A son arrivée à la mairie, en 2020, Audrey Hénocque, élue tétraplégique, qui se déplace en fauteuil roulant depuis un accident de la route survenu l'année de ses quinze ans, n'avait pas pour priorité de susciter une "prise de conscience" autour du handicap ni de lutter contre les discriminations "validistes". Tout commence quand la majorité écologiste menée par Gregory Doucet s'empare de la mairie ; cette spécialiste des collectivités territoriales, diplômée de Sciences Po Grenoble - ville pionnière dans l'accessibilité – et mère de deux enfants, se voit attribuer la place de première adjointe en charge des finances de la deuxième ville de France, ainsi que des grands événements. Une première pour une femme, ce qui lui vaut quelques interviews dans les medias locaux. "Pas dupe" d'incarner à double titre un symbole, l'ancienne administratrice qui a officié notamment au département du Rhône et à la région Auvergne-Rhône-Alpes, ne cherche pas la lumière.

Une vidéo virale

Mais, en novembre dernier, les propos d'une élue de l'opposition ironisant sur les "cul-de-jatte" et "pied-bot" auxquels on "ferait faire du vélo", la poussent à prendre le micro.
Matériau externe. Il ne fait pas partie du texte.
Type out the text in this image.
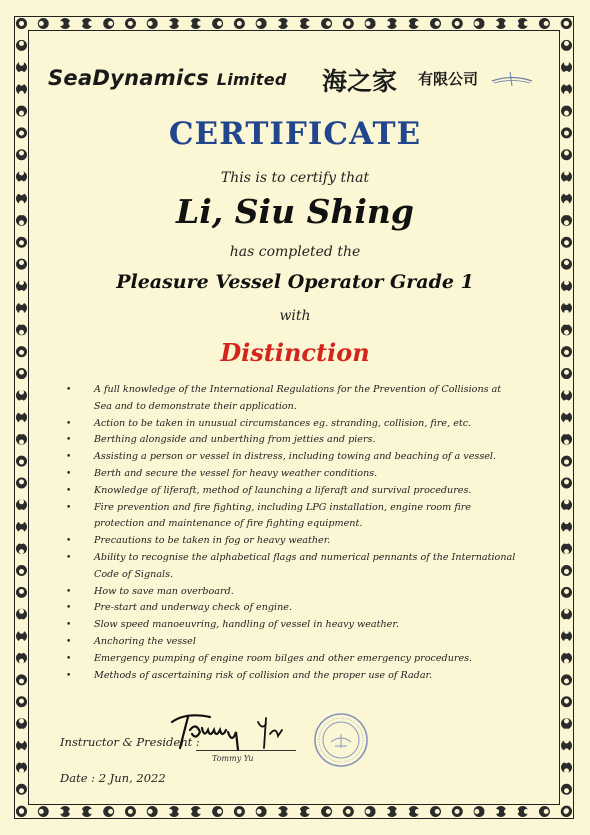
SeaDynamics Limited 海之家 有限公司
CERTIFICATE
This is to certify that
Li, Siu Shing
has completed the
Pleasure Vessel Operator Grade 1
with
Distinction
• A full knowledge of the International Regulations for the Prevention of Collisions at Sea and to demonstrate their application.
• Action to be taken in unusual circumstances eg. stranding, collision, fire, etc.
• Berthing alongside and unberthing from jetties and piers.
• Assisting a person or vessel in distress, including towing and beaching of a vessel.
• Berth and secure the vessel for heavy weather conditions.
• Knowledge of liferaft, method of launching a liferaft and survival procedures.
• Fire prevention and fire fighting, including LPG installation, engine room fire protection and maintenance of fire fighting equipment.
• Precautions to be taken in fog or heavy weather.
• Ability to recognise the alphabetical flags and numerical pennants of the International Code of Signals.
• How to save man overboard.
• Pre-start and underway check of engine.
• Slow speed manoeuvring, handling of vessel in heavy weather.
• Anchoring the vessel
• Emergency pumping of engine room bilges and other emergency procedures.
• Methods of ascertaining risk of collision and the proper use of Radar.
Instructor & President :
Tommy Yu
Date : 2 Jun, 2022
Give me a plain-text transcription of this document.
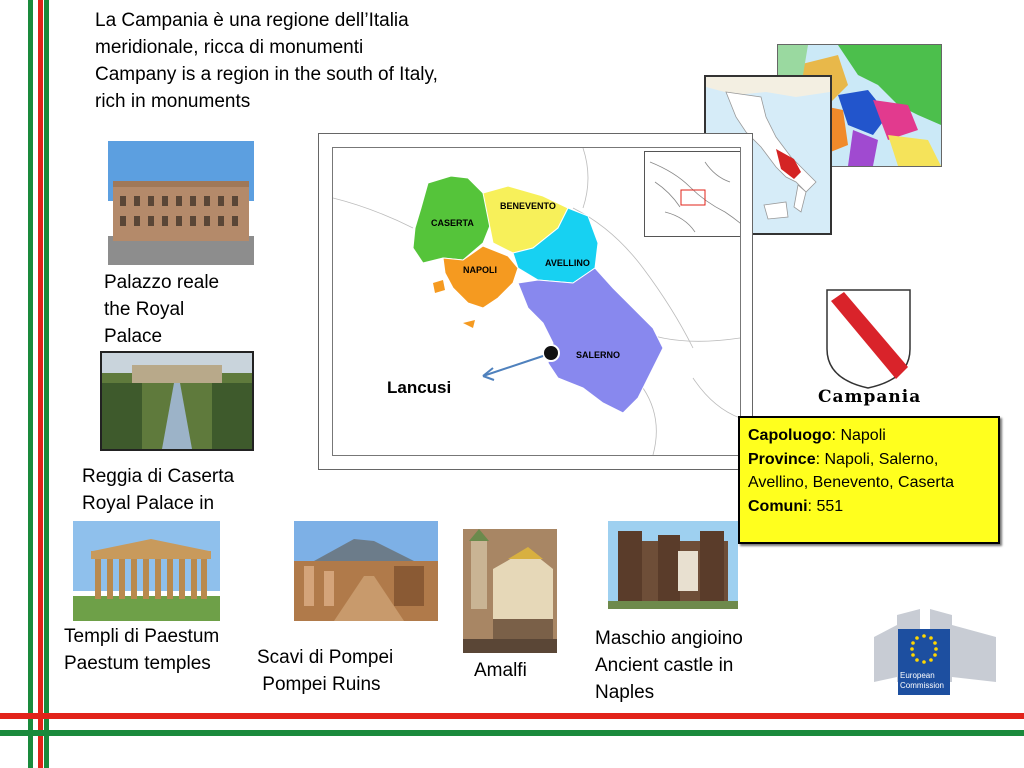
La Campania è una regione dell’Italia
meridionale, ricca di monumenti
Campany is a region in the south of Italy,
rich in monuments
CASERTA
BENEVENTO
NAPOLI
AVELLINO
SALERNO
Lancusi	Campania
Capoluogo: Napoli
Province: Napoli, Salerno, Avellino, Benevento, Caserta
Comuni: 551
Palazzo reale
the Royal
Palace
Reggia di Caserta
Royal Palace in
Templi di Paestum
Paestum temples	Scavi di Pompei
Pompei Ruins
Amalfi
Maschio angioino
Ancient castle in
Naples
European
Commission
Visiblement émue, elle dénonce le "validisme", un terme qui désigne la discrimination envers les personnes handicapées, véhiculé par cette élue de droite. Un extrait vidéo de leur échange embrase les réseaux sociaux locaux. "Ce qui m'a exaspérée, c'est l'ensemble de son propos avec une vision des personnes handicapées comme objets de soins médicaux ou de politique sociale, une vision très passéiste", confie-t-elle à l'AFP. La quadragénaire coiffée d'un carré blond initie la mise en place d'une commission sur le "validisme" à la mairie de Lyon, qui agit, selon elle, comme un électrochoc sur certains de ses pairs. "Une élue m'a dit : 'Je suis bouleversée, c'est comme lire pour la première fois un rapport du Giec (ndlr : groupe d'experts intergouvernemental sur l'évolution du climat), on se rend compte que les problèmes sont énormes, depuis longtemps, et qu'on ne fait rien', c'était la prise de conscience !", se souvient-elle.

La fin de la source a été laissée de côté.